Rates imposed by Acom on the loans, which came mainly from regional banks under debt-guarantee contracts, are higher than the maximum 14.6 percent rate allowed under the Consumer Contract Law, the sources said.

An Acom official argued the company’s practice is not illegal because the rates are lower than the 29.2 percent set under the Interest Rate Restrictions Law as the ceiling penalty rate for delinquent loans.

Experts say the Consumer Contract Law should be applied to rates for delinquent loans taken over from other lenders. The Acom official said the company will confirm whether there are problems with its rates under the Consumer Contract Law.

In tieups with Acom, 14 companies are providing loans with interest rates of 10 percent to 20 percent. Loans taken over from 10 of the 14 are carrying the illegally high rates, the sources said.

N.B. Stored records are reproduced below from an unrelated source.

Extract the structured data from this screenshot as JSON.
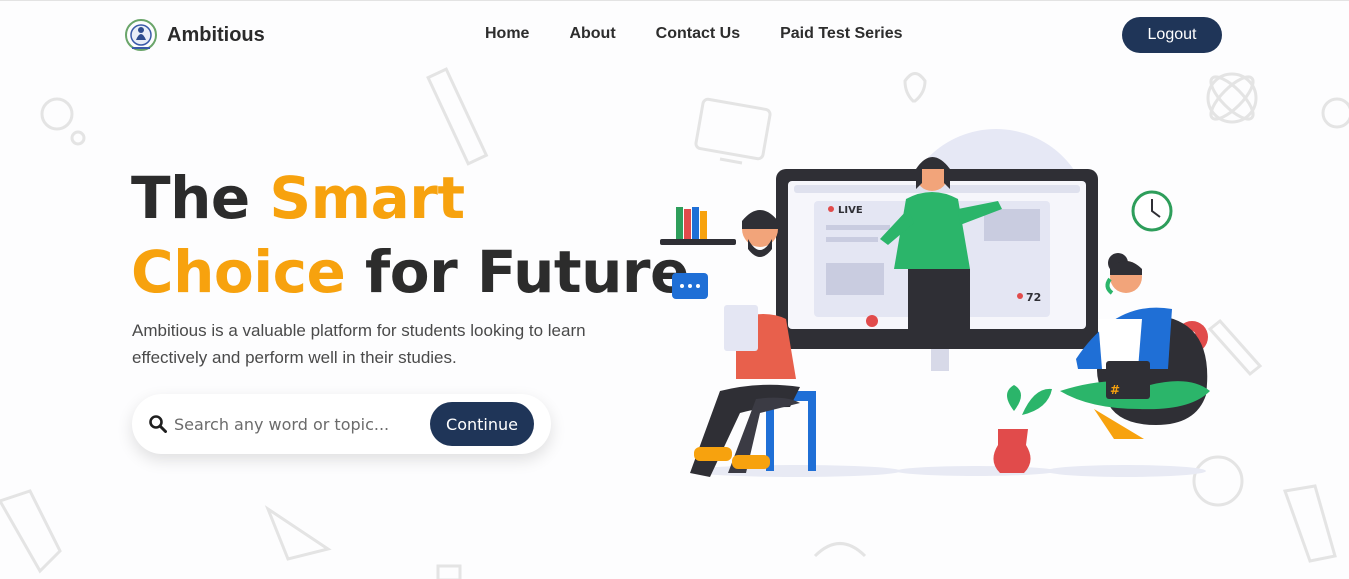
{
  "brand": {
    "name": "Ambitious",
    "logo_icon": "emblem-icon"
  },
  "nav": {
    "links": [
      "Home",
      "About",
      "Contact Us",
      "Paid Test Series"
    ],
    "logout_label": "Logout"
  },
  "hero": {
    "title_part1": "The ",
    "title_accent1": "Smart",
    "title_accent2": "Choice",
    "title_part2": " for Future",
    "description": "Ambitious is a valuable platform for students looking to learn effectively and perform well in their studies."
  },
  "search": {
    "placeholder": "Search any word or topic...",
    "button_label": "Continue"
  },
  "illustration": {
    "live_label": "LIVE",
    "viewer_count": "72"
  },
  "colors": {
    "accent": "#f7a20e",
    "primary_dark": "#1f3558",
    "text_dark": "#2c2c2c"
  }
}
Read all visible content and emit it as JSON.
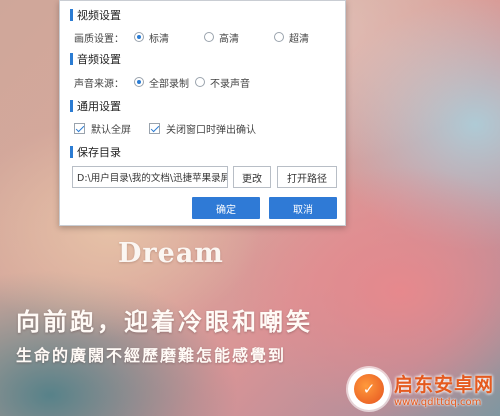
{
  "dialog": {
    "video": {
      "title": "视频设置",
      "label": "画质设置：",
      "options": [
        "标清",
        "高清",
        "超清"
      ],
      "selected": "标清"
    },
    "audio": {
      "title": "音频设置",
      "label": "声音来源：",
      "options": [
        "全部录制",
        "不录声音"
      ],
      "selected": "全部录制"
    },
    "general": {
      "title": "通用设置",
      "fullscreen_label": "默认全屏",
      "fullscreen_checked": true,
      "confirm_close_label": "关闭窗口时弹出确认",
      "confirm_close_checked": true
    },
    "save": {
      "title": "保存目录",
      "path_value": "D:\\用户目录\\我的文档\\迅捷苹果录屏",
      "change_label": "更改",
      "open_path_label": "打开路径"
    },
    "ok_label": "确定",
    "cancel_label": "取消"
  },
  "background": {
    "dream_text": "Dream",
    "poem_line1": "向前跑，迎着冷眼和嘲笑",
    "poem_line2": "生命的廣闊不經歷磨難怎能感覺到"
  },
  "watermark": {
    "logo_glyph": "✓",
    "name": "启东安卓网",
    "url": "www.qdlttdq.com"
  },
  "colors": {
    "accent": "#2f7ad6",
    "section_bar": "#2b7cd3",
    "watermark": "#e55a1f"
  }
}
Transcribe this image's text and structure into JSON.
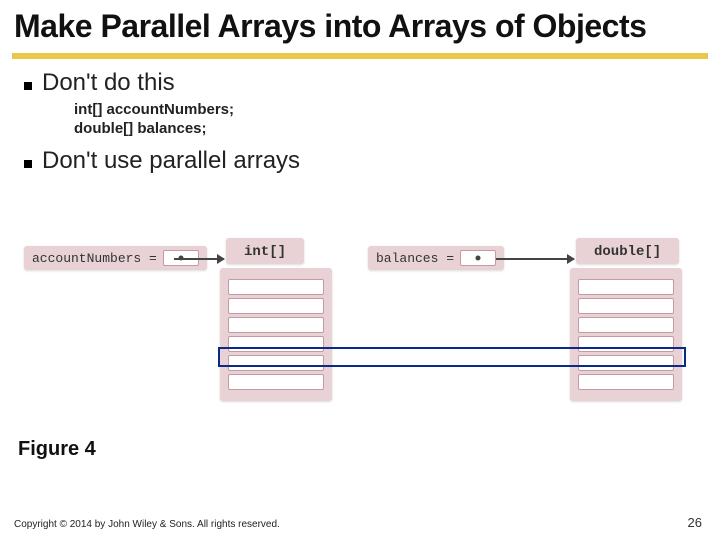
{
  "title": "Make Parallel Arrays into Arrays of Objects",
  "bullets": {
    "b1": "Don't do this",
    "b1_code_line1": "int[] accountNumbers;",
    "b1_code_line2": "double[] balances;",
    "b2": "Don't use parallel arrays"
  },
  "figure": {
    "left_var": "accountNumbers =",
    "left_type": "int[]",
    "right_var": "balances =",
    "right_type": "double[]",
    "cells": 6,
    "caption": "Figure 4"
  },
  "footer": "Copyright © 2014 by John Wiley & Sons. All rights reserved.",
  "page": "26"
}
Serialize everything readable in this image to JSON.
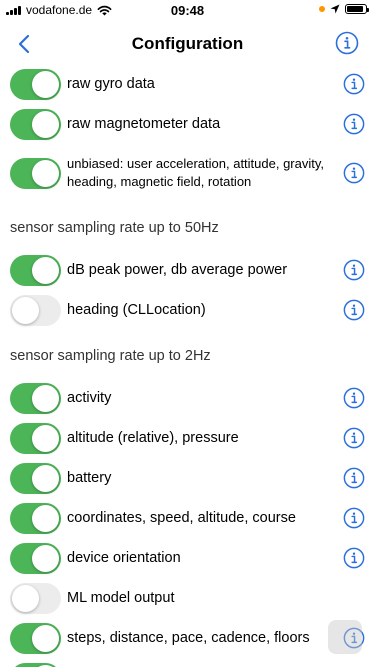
{
  "status_bar": {
    "carrier": "vodafone.de",
    "time": "09:48",
    "battery_level": 0.9
  },
  "nav": {
    "title": "Configuration",
    "back_icon": "chevron-left-icon",
    "info_icon": "info-circle-icon"
  },
  "colors": {
    "accent": "#2a6fdb",
    "toggle_on": "#4cb558",
    "toggle_off": "#ececec"
  },
  "top_rows": [
    {
      "label": "raw gyro data",
      "on": true
    },
    {
      "label": "raw magnetometer data",
      "on": true
    },
    {
      "label": "unbiased: user acceleration, attitude, gravity, heading, magnetic field, rotation",
      "on": true
    }
  ],
  "section_50hz": {
    "header": "sensor sampling rate up to 50Hz",
    "rows": [
      {
        "label": "dB peak power, db average power",
        "on": true
      },
      {
        "label": "heading (CLLocation)",
        "on": false
      }
    ]
  },
  "section_2hz": {
    "header": "sensor sampling rate up to 2Hz",
    "rows": [
      {
        "label": "activity",
        "on": true
      },
      {
        "label": "altitude (relative), pressure",
        "on": true
      },
      {
        "label": "battery",
        "on": true
      },
      {
        "label": "coordinates, speed, altitude, course",
        "on": true
      },
      {
        "label": "device orientation",
        "on": true
      },
      {
        "label": "ML model output",
        "on": false
      },
      {
        "label": "steps, distance, pace, cadence, floors",
        "on": true
      }
    ]
  }
}
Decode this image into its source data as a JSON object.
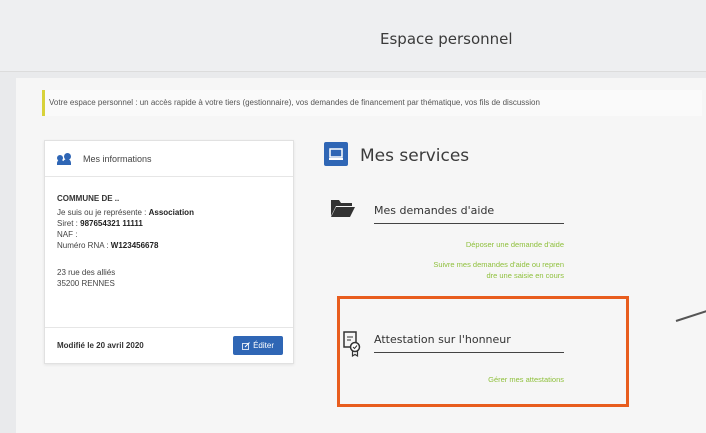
{
  "header": {
    "title": "Espace personnel"
  },
  "intro": {
    "text": "Votre espace personnel : un accès rapide à votre tiers (gestionnaire), vos demandes de financement par thématique, vos fils de discussion"
  },
  "info_card": {
    "title": "Mes informations",
    "org_name": "COMMUNE DE ..",
    "represent_label": "Je suis ou je représente : ",
    "represent_value": "Association",
    "siret_label": "Siret : ",
    "siret_value": "987654321 11111",
    "naf_label": "NAF :",
    "rna_label": "Numéro RNA : ",
    "rna_value": "W123456678",
    "address_line1": "23 rue des alliés",
    "address_line2": "35200 RENNES",
    "modified": "Modifié le 20 avril 2020",
    "edit_label": "Éditer"
  },
  "services": {
    "title": "Mes services",
    "demandes": {
      "title": "Mes demandes d'aide",
      "link1": "Déposer une demande d'aide",
      "link2_line1": "Suivre mes demandes d'aide ou repren",
      "link2_line2": "dre une saisie en cours"
    },
    "attestation": {
      "title": "Attestation sur l'honneur",
      "link": "Gérer mes attestations"
    }
  },
  "colors": {
    "accent": "#2f66b5",
    "link_green": "#8fc03c",
    "highlight": "#e85d1e",
    "intro_bar": "#d8d23a"
  },
  "icons": [
    "users-icon",
    "monitor-icon",
    "folder-open-icon",
    "certificate-icon",
    "edit-icon"
  ]
}
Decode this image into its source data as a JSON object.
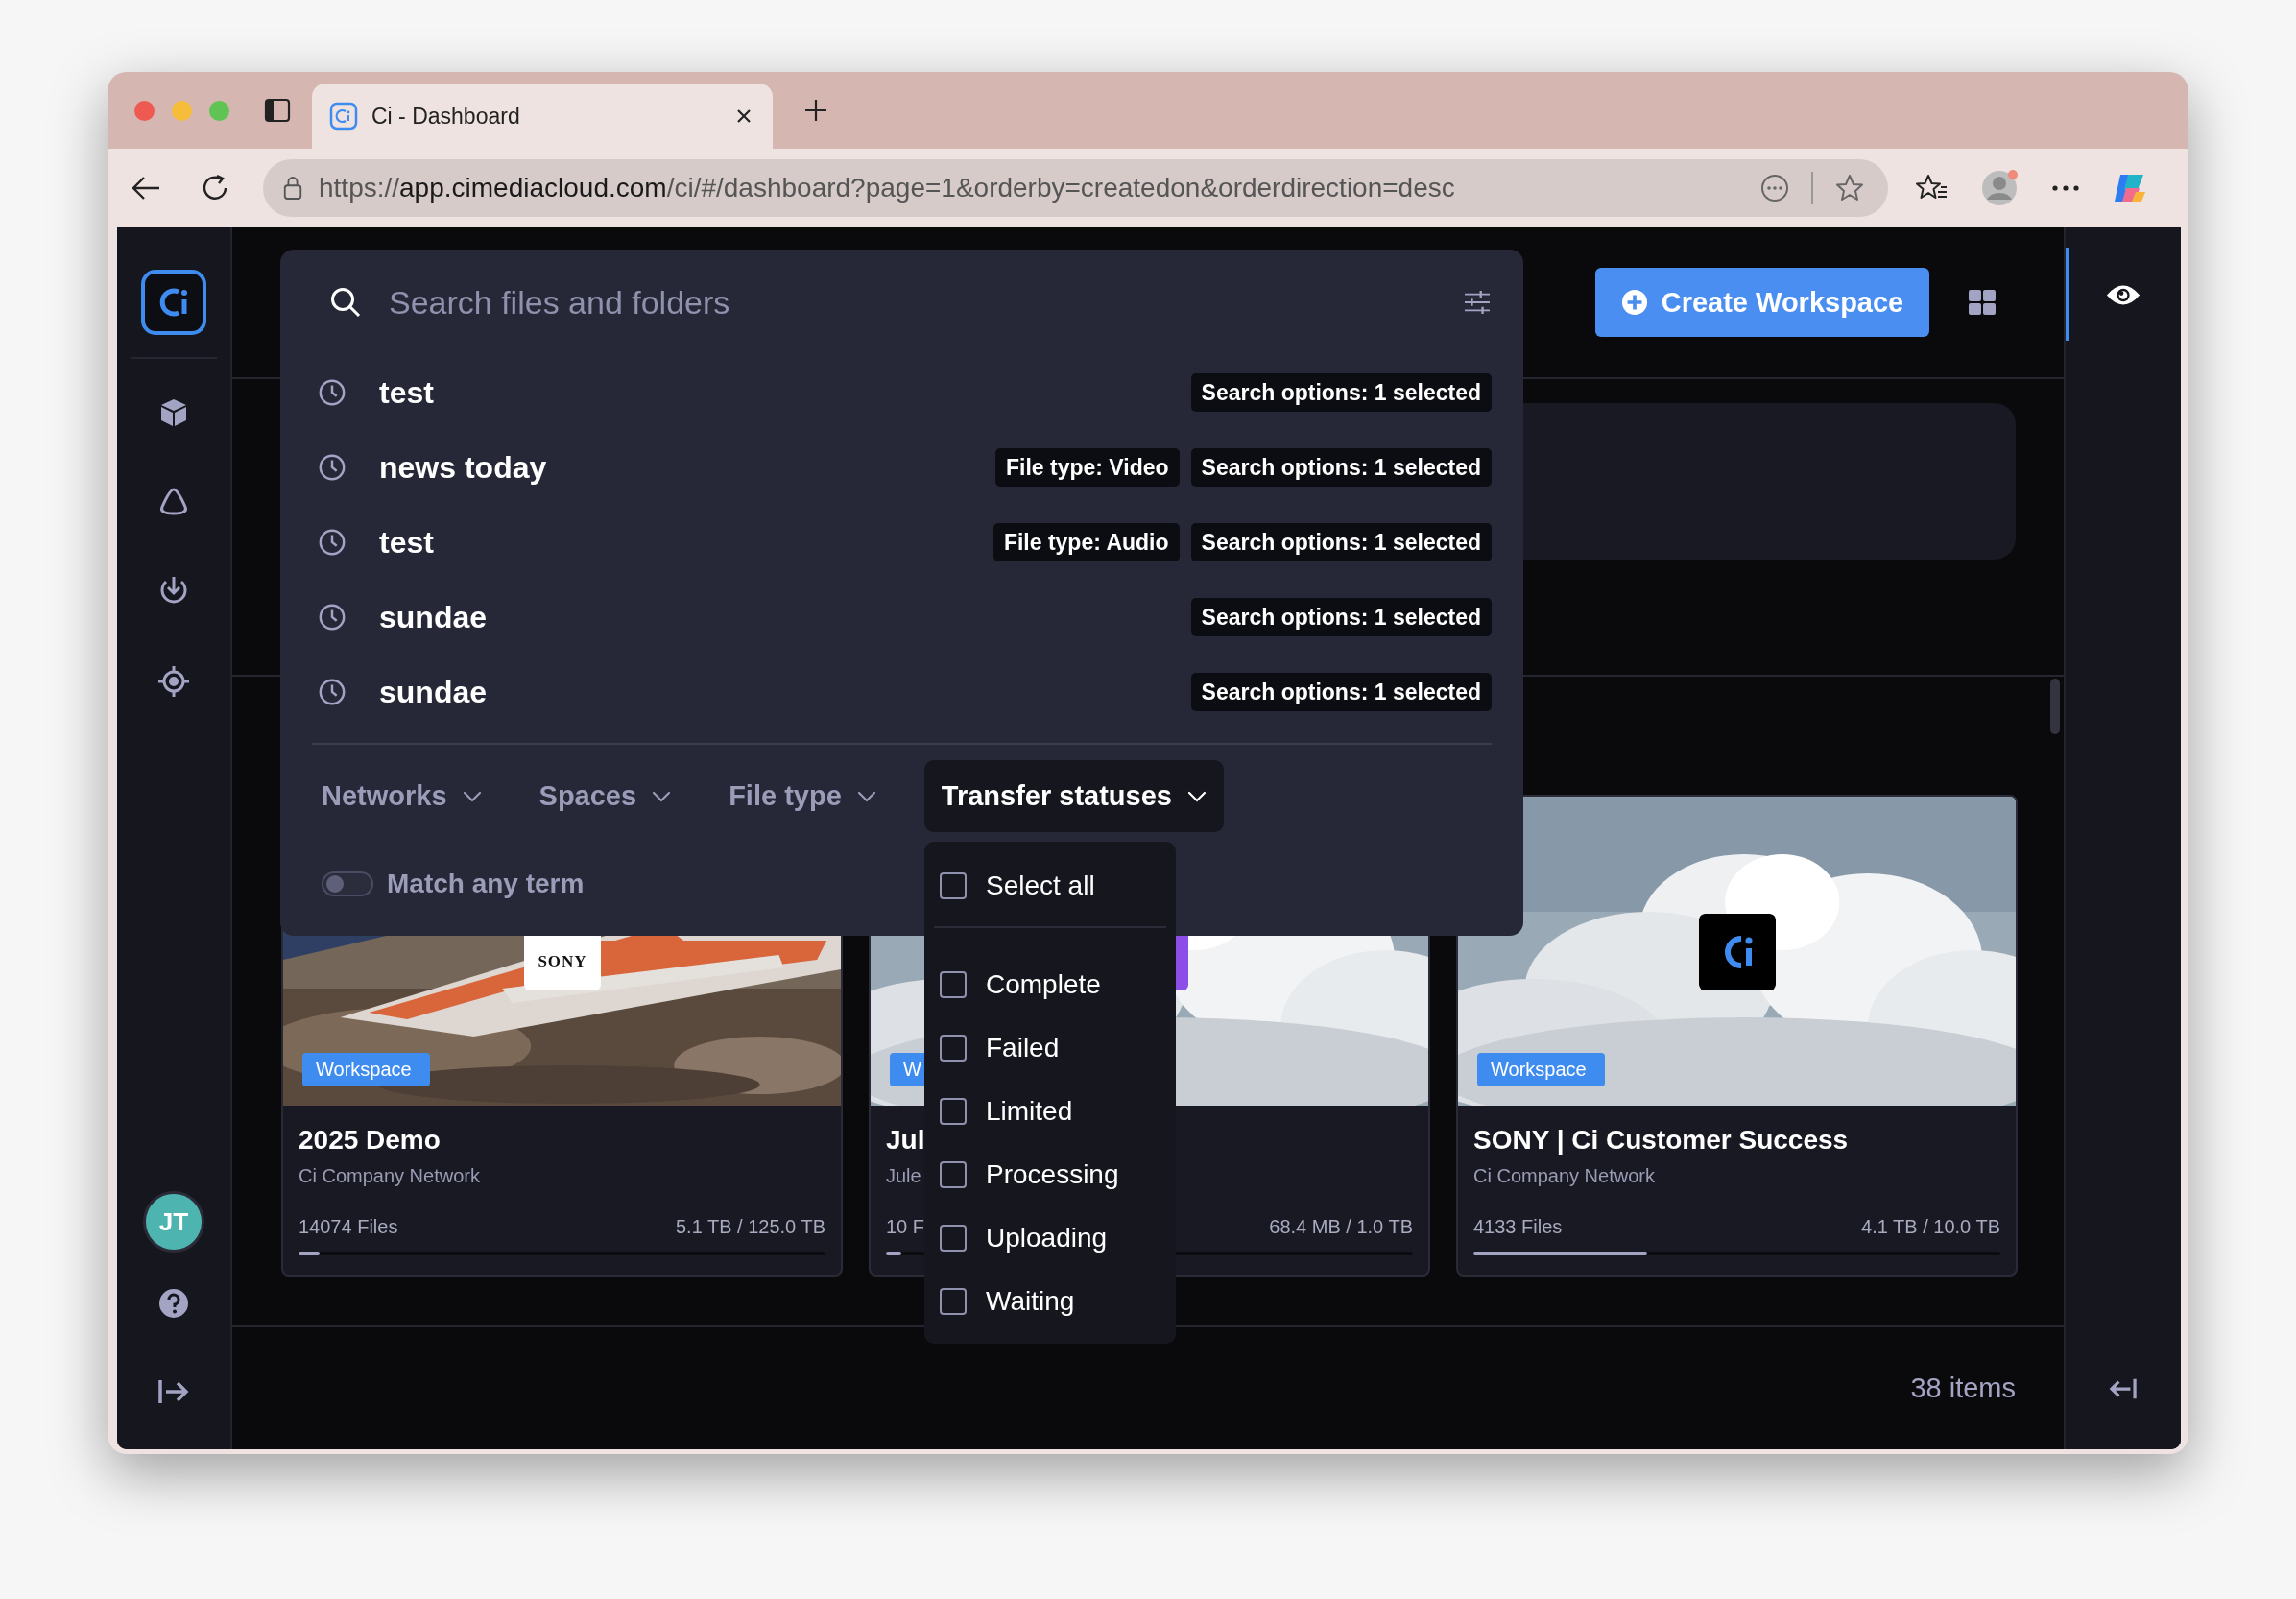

Nine of the 10 are regional banks, including Hokkaido Bank, Suruga Bank, Juroku Bank, Hiroshima Bank and Nishi-Nippon City Bank, as well as Cash One Ltd., a card loan joint venture between Acom and the Bank of Tokyo-Mitsubishi UFJ.

If the borrowers fail to repay loans to the 14 firms as scheduled, Acom repays the loans in their place and then goes after the debtors.

By tying up with Acom, the 14 companies can reduce default risks while the consumer financing firm can earn commission fees.